New Years is a very peculiar time of the year. We could easily just ignore it the way we ignore the changing of the months but then again there’s something different about the changing of the year. There will always be more Decembers but 2009, the year that is just beginning, will only happen once. We have no opportunity to go back and change a year once it’s over. Maybe that’s why we do things that we don’t normally do during the rest of the year, namely, dwell on the past and speculate about the future.
If you picked up any newspaper over the holiday season it will no doubt include at least one “Top ten of 2008” list whether it be books, movies, moments in sports or politics. Or if you were like my friends and I on New Years Eve, we thought back about the high and low points of the previous year and looked ahead to a year that, for many of us, will have new and exciting experiences. But how well do our picture of the past and future actually correspond with the way things happened or will happen?
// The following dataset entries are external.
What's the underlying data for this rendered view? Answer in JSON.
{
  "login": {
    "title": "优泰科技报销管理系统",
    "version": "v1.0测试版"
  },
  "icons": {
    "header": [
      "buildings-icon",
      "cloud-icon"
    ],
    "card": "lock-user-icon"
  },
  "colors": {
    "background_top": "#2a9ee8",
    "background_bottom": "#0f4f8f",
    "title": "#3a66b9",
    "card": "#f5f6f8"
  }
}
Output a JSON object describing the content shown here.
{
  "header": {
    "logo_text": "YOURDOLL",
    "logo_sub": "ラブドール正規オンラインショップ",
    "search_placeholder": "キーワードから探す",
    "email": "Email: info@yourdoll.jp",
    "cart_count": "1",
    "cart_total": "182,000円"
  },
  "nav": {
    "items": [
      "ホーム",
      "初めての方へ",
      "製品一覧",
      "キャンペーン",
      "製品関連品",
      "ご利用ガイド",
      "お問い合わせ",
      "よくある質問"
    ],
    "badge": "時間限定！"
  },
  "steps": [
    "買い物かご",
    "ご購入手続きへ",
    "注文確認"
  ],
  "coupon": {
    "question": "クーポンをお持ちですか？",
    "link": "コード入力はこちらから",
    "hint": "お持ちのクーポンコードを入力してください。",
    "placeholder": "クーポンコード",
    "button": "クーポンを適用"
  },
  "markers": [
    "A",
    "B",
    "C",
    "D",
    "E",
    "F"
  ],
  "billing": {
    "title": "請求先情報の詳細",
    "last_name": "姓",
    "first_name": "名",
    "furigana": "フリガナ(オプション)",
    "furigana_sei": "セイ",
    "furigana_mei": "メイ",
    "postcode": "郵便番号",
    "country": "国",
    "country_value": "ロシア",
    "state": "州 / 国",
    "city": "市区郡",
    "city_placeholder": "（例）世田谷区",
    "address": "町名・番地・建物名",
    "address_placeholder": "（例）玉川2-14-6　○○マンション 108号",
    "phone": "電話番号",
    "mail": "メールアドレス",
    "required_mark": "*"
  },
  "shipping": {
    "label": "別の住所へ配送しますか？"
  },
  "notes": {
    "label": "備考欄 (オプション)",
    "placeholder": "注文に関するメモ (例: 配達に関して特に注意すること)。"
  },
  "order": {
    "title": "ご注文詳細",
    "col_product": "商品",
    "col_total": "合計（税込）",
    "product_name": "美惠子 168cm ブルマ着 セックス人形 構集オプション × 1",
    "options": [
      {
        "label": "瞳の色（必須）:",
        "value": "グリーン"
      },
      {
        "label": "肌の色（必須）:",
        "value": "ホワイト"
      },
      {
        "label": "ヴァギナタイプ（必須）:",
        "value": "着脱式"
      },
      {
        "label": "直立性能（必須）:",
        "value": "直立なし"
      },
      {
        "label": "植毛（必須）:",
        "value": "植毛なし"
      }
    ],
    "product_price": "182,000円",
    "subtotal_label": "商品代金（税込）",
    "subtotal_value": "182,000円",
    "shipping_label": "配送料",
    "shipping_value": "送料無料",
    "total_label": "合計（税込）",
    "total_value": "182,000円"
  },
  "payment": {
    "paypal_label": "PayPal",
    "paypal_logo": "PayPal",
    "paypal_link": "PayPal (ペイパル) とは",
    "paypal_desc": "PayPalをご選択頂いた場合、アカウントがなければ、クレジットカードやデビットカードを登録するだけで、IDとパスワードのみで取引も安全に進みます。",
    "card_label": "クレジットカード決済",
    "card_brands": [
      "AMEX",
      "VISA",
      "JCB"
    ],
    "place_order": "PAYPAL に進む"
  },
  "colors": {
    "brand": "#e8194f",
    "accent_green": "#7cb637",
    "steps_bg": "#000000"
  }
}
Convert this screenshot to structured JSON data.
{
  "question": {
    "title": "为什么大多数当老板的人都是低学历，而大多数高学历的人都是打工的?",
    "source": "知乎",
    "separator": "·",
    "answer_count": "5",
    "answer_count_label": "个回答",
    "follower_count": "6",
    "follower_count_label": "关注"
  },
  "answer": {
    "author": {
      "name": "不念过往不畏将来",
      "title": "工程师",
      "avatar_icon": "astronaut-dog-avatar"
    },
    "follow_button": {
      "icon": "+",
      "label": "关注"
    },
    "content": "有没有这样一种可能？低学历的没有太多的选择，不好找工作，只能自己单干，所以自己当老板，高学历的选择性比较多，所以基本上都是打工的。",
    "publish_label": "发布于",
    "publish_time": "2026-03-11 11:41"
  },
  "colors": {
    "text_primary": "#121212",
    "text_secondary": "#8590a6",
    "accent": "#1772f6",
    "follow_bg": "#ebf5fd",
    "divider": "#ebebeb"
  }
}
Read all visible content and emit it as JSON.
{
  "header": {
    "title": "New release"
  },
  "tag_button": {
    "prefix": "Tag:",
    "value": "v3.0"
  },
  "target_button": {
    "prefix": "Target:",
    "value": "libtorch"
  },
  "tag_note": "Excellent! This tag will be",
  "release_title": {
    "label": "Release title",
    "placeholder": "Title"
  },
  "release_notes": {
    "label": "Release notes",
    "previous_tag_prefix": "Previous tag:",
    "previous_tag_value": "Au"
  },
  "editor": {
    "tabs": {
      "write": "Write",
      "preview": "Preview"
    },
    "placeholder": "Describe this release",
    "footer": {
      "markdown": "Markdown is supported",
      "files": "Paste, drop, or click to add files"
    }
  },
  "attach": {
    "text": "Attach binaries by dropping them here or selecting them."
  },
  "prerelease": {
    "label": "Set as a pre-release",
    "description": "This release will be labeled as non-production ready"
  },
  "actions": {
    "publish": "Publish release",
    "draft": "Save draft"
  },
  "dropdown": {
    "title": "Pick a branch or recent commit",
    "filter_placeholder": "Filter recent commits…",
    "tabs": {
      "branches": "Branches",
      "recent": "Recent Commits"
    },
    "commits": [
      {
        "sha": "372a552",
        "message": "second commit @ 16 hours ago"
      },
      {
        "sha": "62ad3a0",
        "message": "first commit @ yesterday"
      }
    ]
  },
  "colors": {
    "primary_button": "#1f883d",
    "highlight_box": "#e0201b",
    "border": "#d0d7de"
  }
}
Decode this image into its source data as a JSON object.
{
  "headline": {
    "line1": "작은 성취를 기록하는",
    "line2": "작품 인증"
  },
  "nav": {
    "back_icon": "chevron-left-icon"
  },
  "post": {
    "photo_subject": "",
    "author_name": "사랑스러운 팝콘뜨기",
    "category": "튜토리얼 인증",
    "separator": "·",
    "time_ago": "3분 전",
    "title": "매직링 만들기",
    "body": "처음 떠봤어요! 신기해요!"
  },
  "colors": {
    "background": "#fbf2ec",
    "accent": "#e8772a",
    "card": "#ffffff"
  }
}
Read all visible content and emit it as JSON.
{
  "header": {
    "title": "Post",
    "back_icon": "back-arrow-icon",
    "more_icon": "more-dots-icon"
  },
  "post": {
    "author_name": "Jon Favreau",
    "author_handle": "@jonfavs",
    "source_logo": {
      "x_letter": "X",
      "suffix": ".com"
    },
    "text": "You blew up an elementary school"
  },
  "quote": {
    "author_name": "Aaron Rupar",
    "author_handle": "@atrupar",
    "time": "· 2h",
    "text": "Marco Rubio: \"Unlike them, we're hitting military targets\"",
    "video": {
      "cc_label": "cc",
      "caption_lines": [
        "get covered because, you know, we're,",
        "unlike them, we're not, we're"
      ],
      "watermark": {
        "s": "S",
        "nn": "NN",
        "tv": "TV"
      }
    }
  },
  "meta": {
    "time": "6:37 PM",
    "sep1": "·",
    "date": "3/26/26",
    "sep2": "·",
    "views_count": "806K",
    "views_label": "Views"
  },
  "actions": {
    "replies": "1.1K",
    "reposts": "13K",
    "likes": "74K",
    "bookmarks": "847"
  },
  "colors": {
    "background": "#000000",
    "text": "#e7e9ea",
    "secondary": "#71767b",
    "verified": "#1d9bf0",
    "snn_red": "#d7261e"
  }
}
Psychologists have demonstrated that our ability to recall the past or predict the future is not a keen as we would like to think.
We often like to think of our memories like a camcorder that records images with almost perfect fidelity. Our memories don’t operate like this because we would quickly be overwhelmed by the amount of detail. Even what we would consider rather simple images are rich in detail that we tend to overlook. People who have extraordinary memories, the ability to remember what they ate and wore everyday for decades, often feel burdened by this ability. Our perception and memories have many filters designed to help us pull out pertinent information from all the details. In this way, these filters help us deal with large amounts of information but sometimes they leave us with gaps in our memories that we fill ourselves, sometimes with false memories.
There have been a multitude of different studies that have demonstrated that it is actually not that hard to create false memories. In one experiment, participants were presented a list of words with a theme such as “water”, “ice”, “wet”, “dark” and “freeze”. When later asked to recall whether certain words were part of the list, participants tended to falsely remember words that weren’t on the original list if the words had some connection to the words on the list like “cold”. This may not seem very surprising but these false memories can cause changes in behaviour. Another study falsely suggested to participants that egg salad had made them sick when they were children. When asked to participate in another study four months later (which they claimed was unrelated), a significant portion of the participants showed a strong aversion to egg salad sandwiches. Researchers have even planted memories of getting lost in the mall as a child, being saved by a lifeguard and being the victim of an animal attack. These people start off with very little “memories” of these events but can often, after a couple interviews, recall quite a bit of detail about an event that never happened. At the extreme, many people who claim to have been abducted by aliens can show symptoms of post-traumatic stress disorder when listening to someone else describing an alien abduction.
If you are doubting your ability to recall the past, I’m about to throw another curveball your way: our ability to predict the future also has some problems. Research in psychology has shown that people have a tendency to overestimate the value of something in the present and underestimate the value of something in the future and the cost of something in the future. For example, one study gave people the choice between a cheaper air conditioner that used more energy (therefore more expensive to operate) and a more expensive model that used less energy. People tended to choose the first one, even though they knew that they would save more money with the second one because they underestimated the costs in the future. This behaviour is what makes us eat that last piece of cheesecake: we think we’ll enjoy that piece of cake more now than if we eat it later. It also causes us to make the mistake of indulging in something now before we actually pay for it, clearly the case with credit card debt. But costs don’t necessarily have to be financial. Smokers tend to underestimate the cost to their health whether it be unhealthy lungs or lung or throat cancer at the extreme.
Another strange thing that people do is assume that they’ll have difference values or preferences in the future. Dan Gilbert does a wonderful job of explaining other people’s research at his recent TED conference. Simply put, people would rather have 50$ today than 60$ in a month but if you ask these same people whether they’d prefer 50$ in twelve months or 60$ in 13 months, they pick the latter. What makes people think that after 12 months goes by we won’t want that 50$ then. Waiting a month for 10$ should be the same whether it is now or a year from now.
Now that this holiday season has drawn to a close, we have all started to live more in the present again. While we’re living with resolutions we made in the past about things we want to do in the future, it’s not a bad idea to keep in my mind our memories and abilities to predict our future selves aren’t perfect.